The Financial Times review describes this perfectly as ‘an exceptional act of literary espionage’ – the reader gets to share the reward and evident delight of the authors’ scholarly detective work when the missing pieces of each story join up, shedding new or different light on circumstances previously unknown or subject to misinterpretation.  This gives each account the satisfying tension of a well-crafted piece of fiction and was such a crucial element of my enjoyment that I’m deliberately taking a wide-angle approach in order not to dilute it for anyone.   It definitely doesn’t matter how much or how little you already know of the ‘characters’ or their work – you’re likely to come away wanting to seek out or revisit them regardless.

Given that even the most recent literary liaison between Woolf and Mansfield took place almost a century ago, it was essential to convey the ambience and context of each historical period and the authors certainly achieved this with ‘telling’ detail and elegant literary prose.  Many of the issues faced by the women were directly related to the times they lived in but the ongoing relevance of some gives this book a surprisingly modern feel: men’s achievements, experience and ideas are still considered more important and taken more seriously than those of women, who continue to be judged on more superficial criteria and pre-conceptions.  I admire the authors’ integrity and refusal to airbrush aspects of the protagonists’ behavior and personalities for which women are liable to be judged differently to men: we are no less prone to ambition and desire, envy, despair and vindictiveness.  This is a book about humans, not heroines, and all the stronger for that.

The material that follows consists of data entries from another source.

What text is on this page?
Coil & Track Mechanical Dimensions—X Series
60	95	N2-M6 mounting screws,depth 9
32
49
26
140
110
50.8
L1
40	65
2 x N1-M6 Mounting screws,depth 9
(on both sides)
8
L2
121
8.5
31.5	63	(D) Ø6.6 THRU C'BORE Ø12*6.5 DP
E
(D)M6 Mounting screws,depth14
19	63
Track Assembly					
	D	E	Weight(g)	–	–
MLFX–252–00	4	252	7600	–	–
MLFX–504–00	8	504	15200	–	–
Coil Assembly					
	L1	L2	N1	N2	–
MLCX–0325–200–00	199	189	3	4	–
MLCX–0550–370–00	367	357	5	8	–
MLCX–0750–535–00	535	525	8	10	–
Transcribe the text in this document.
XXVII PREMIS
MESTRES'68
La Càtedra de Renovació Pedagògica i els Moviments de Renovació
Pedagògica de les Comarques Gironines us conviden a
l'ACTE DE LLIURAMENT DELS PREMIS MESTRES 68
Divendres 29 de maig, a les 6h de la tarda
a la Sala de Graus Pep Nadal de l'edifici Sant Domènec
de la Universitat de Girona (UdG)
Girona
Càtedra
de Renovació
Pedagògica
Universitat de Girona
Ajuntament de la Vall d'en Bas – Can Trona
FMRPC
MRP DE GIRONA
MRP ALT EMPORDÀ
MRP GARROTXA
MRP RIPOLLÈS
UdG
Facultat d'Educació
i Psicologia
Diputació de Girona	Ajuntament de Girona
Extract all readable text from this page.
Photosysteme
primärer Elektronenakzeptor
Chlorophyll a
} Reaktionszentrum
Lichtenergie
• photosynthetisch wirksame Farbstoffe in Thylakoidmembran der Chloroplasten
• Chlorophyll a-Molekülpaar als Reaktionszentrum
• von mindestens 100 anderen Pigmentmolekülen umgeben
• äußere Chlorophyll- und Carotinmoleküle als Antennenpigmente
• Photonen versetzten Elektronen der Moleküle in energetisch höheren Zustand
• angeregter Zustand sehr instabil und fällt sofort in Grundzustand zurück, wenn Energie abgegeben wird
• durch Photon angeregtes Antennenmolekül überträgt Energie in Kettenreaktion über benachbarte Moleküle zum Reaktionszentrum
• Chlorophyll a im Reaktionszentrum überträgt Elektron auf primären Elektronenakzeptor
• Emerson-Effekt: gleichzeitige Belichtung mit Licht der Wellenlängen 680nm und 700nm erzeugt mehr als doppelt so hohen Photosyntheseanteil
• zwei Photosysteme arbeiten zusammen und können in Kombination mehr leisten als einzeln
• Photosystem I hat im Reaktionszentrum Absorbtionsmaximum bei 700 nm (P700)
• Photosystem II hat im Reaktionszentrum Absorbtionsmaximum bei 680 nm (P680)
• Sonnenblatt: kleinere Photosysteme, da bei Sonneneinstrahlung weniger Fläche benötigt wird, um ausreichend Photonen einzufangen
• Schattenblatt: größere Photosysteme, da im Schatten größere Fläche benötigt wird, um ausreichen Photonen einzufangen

My final observation, which will resonate with many who read this book as writers, concerns the timeless nature of the impulse to create and express oneself, the meaning it brings and the intense joy and pain so familiar to anyone on that path.   We will never be Jane Austen or Virginia Woolf, but this book is a reminder that it’s something to be who we are, to say what we want to say, especially if we don’t have to go it alone.

This post is dedicated with love and gratitude to my wonderful literary (and all kinds of) friend Kristin Celms from Minneapolis – I would never have made it this far without her.